The nucleolus is the site of RNA polymerase I (Pol I) transcription of ribosomal RNA (rRNA) genes and ribosome subunit assembly. Disruptions in RNA Pol I transcription and ribosome biogenesis are associated with significant perturbations in the nucleolus that lead to a unique form of cellular stress, known as nucleolar stress (1). This form of stress triggers the nucleolar stress response, which involves the activation of multiple signalling pathways that are not yet fully characterised. The nucleolar stress response controls and regulates several critical processes, such as DNA replication, cell cycle control, and apoptosis.
The nucleolar DNA damage response (n-DDR), a component of the nucleolar stress response, is triggered by DNA damage at the highly active and repetitive rRNA genes. Our studies have highlighted the potential of activating n-DDR, using the novel inhibitor of RNA Pol I transcription CX-5461, as a promising approach in cancer therapy (2,3). Therefore, characterizing the molecular response and the functional impact of the n-DDR and will open new avenues for the development of new targeted treatments.
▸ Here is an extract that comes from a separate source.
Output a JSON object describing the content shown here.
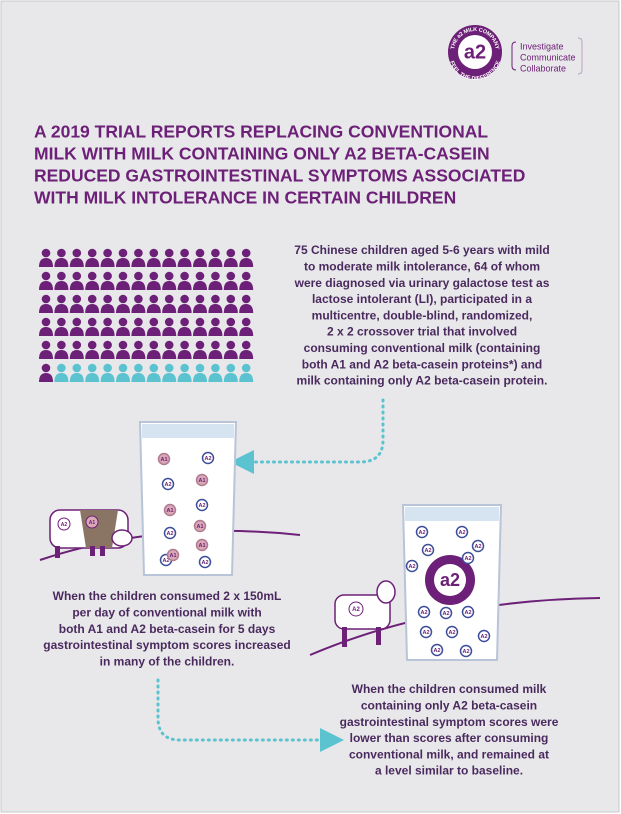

To gain a better understanding of n-DDR, we have established an inducible model called TRINSIC (Targeted Induction of Double-Strand DNA Breaks at rRNA Genes using CRISPR-Cas9). We have confirmed that the induction of n-DDR causes global stalling of DNA replication leading to replication stress and growth arrest in high-grade serous ovarian cancer cells. We propose that activation of n-DDR by CX-5461 and TRINSIC leads to a unique replication stress via the release of nucleolar factors to the nucleoplasm that stall DNA replication. We aim to analyse the changes in the distribution of nucleolar proteins following n-DDR and the changes in the proteome of stalled replication forks to provide a new understanding of the nucleolar stress response and uncover a novel class of DDR therapeutics. Altogether, our work highlights the crosstalk between nucleolar and global DDR pathways and aims to define the pathways linking n-DDR with DNA repair and replication processes, as a basis for novel therapy design in ovarian cancer cells.